The recommendations, published last week, have largely been well received, and the full details are set out in our news pages.
Perhaps the most contentious issue he addresses is whether credit for research should reside with the person who did it, moving with them when they change jobs, or with the university where they were based at the time the work was carried out.
In previous exercises, the credit moved with the academic. Stern wants this to change, in the hope of ending the wheeling and dealing immediately before REF deadlines.
For the academics concerned this feeding frenzy is a boon. There are big pay days on offer, and in our news pages this week we report on a study that shows that a cynical approach to pre-REF recruitment, with the inevitable inequality it creates within departments, does pay off from a university perspective. It also chimes with the sense that researchers are working for themselves (or, perhaps, for their field) rather than for their institution.
Stern’s suggestion, then, that credit should stay with the institution where work was carried out will cause ructions. It’s not only established professors who may worry: early career researchers have also raised concerns about the impact of such a change. But the reality is that the REF has always been an institutional – rather than individual – review, and he’s right to address the indisputable excesses of the transfer market and game-playing (the suggestion that all staff be submitted to the REF 2020 should help to achieve the latter goal too).

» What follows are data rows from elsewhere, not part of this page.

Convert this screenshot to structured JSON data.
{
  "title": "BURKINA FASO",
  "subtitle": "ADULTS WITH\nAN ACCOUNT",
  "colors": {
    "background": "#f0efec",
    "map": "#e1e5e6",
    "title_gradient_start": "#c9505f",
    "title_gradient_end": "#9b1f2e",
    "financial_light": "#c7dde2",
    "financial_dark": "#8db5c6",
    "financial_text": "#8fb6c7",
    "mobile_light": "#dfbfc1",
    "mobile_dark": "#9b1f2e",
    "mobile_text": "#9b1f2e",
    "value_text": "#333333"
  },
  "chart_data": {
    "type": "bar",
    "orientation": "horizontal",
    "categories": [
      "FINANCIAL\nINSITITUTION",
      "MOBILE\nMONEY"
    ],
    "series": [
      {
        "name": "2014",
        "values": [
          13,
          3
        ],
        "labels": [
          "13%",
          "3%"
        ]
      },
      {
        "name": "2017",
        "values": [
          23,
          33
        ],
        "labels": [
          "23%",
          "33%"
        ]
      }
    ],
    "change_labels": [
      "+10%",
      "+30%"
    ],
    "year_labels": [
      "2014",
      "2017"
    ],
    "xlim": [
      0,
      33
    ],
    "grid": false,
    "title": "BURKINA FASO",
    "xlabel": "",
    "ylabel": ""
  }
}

Some seem to think that Stern’s proposals will result in no one moving job ever again, but the more likely shift is that hiring will happen much earlier in the REF cycle to allow outputs to be built up.
It’s also the case that no amount of rejigging will abolish the targets and spreadsheets culture that now exists in research management. Stern might be accused of wishful thinking if he believes that a new approach to REF submission in 2020 – including everyone but allowing greater flexibility in the number of outputs required from individuals – will suddenly mean that everyone has time for labours of love such as The History of the Decline and Fall of the Roman Empire.
But his review offers a road to a better REF: one that should more accurately reflect the best research departments, be more inclusive for academics, and less burdensome for administrators. If it doesn’t change the climate, at least it promises to improve the weather.